Versicherungsunternehmen sind gefordert, verstärkt an der Wahrnehmung und Bedeutung als Anbieter nachhaltiger Produkte zu arbeiten.
Die Verbraucherinnen und Verbraucher in Deutschland positionieren sich etwas deutlicher und ein wenig positiver gegenüber dem Thema Nachhaltigkeit als noch im Vorjahr. Dennoch tun sich viele noch immer schwer damit, eine Verbindung zu Versicherungsprodukten zu ziehen. So sehen 53 Prozent der Befragten Nachhaltigkeit nicht als Aufgabe von Versicherungsunternehmen. Unverändert 47 Prozent der Verbraucherschaft gibt an, das eigene Handeln von Nachhaltigkeitszielen beeinflussen zu lassen. Das zum vierten Mal erhobene Stimmungsbarometer der Management- und Technologieberatung BearingPoint zeigt: Der Trend zur fortschreitenden Nachhaltigkeitsmüdigkeit seit 2022 scheint auf einem niedrigen Niveau gestoppt. Dennoch bleibt das Thema für viele Befragte diffus. Zwar unterscheiden die Befragten zwischen der Wirkung auf Gesellschaft, Unternehmen und ihrem eigenen Handeln, sparen Ressourcen oder beim Einkauf. Doch die Wahl eines Versicherers macht gerade einmal ein Viertel vom Angebot nachhaltiger Produkte abhängig. Auch weiterhin gilt daher für Versicherungsunternehmen, verstärkt an der Wahrnehmung und Bedeutung als Anbieter nachhaltiger Produkte zu arbeiten.

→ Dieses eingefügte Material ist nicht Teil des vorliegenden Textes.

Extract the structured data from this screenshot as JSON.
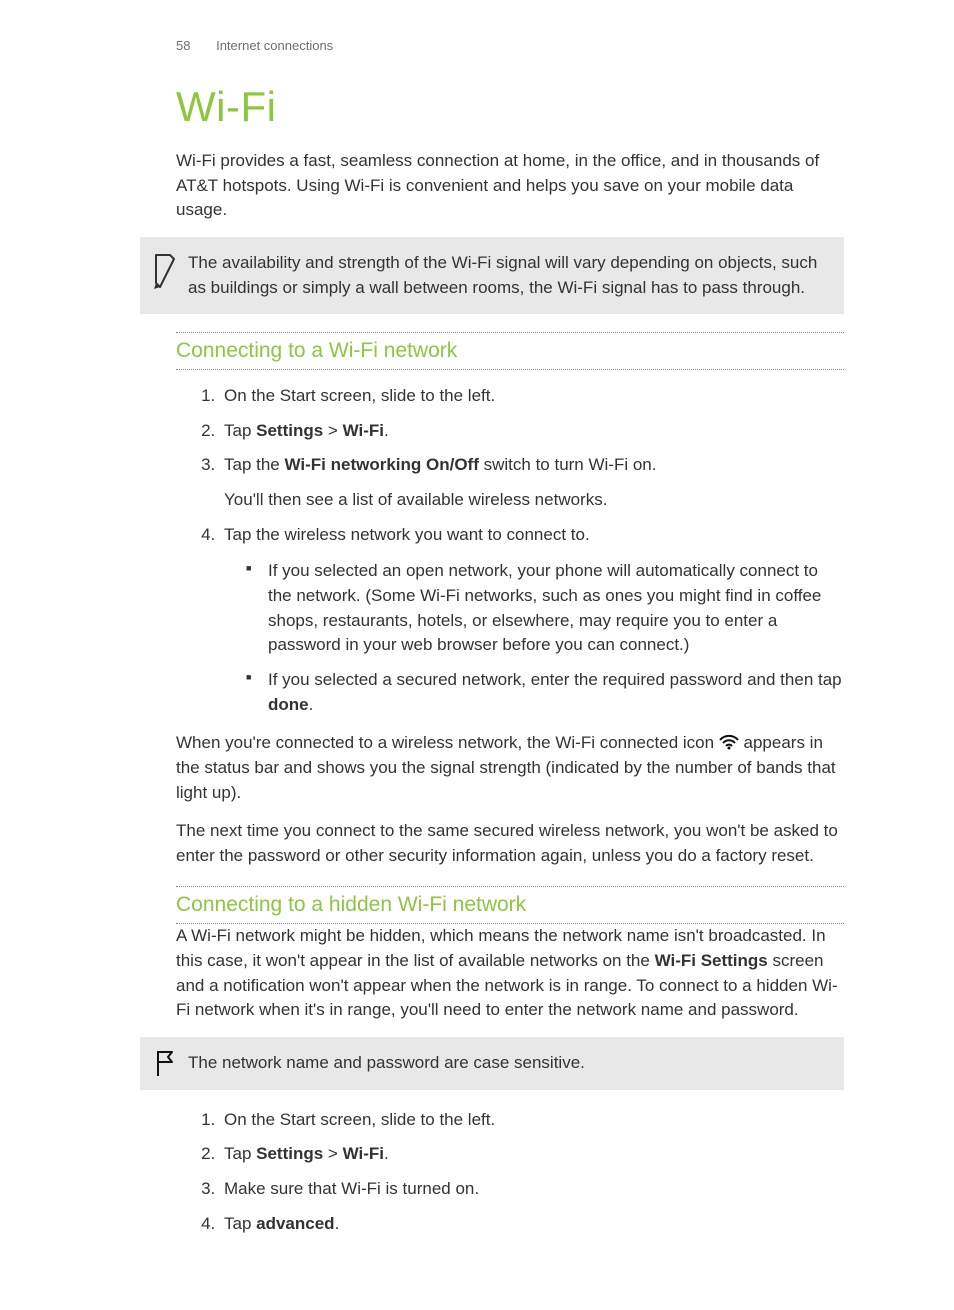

Momentaufnahme: Nachhaltigkeit in Gesellschaft, Unternehmen und persönlichem Handeln
Mehr als jede(r) zweite Befragte ist der Ansicht, dass Nachhaltigkeit Einfluss auf das Handeln der Gesellschaft (57 Prozent, 2023: 52 Prozent) und der Unternehmen (52 Prozent, 2023: 43 Prozent) nimmt. Ihr persönliches Handeln sehen unverändert 47 Prozent der Befragten durch Nachhaltigkeitsziele beeinflusst. Wie im Vorjahr finden sich konkrete Beispiele des eigenen nachhaltigen Handelns vor allem bei Umweltschutz und Ressourceneinsparung. Als einziger zweistelliger Wert sticht hier 2024 “bewusster Einkaufen/weniger Konsum” mit 15 Prozent hervor. Dies passt allerdings auch zum allgemein zurückhaltenden Konsum und spiegelt womöglich keine ausschließlich nachhaltige Motivation wider.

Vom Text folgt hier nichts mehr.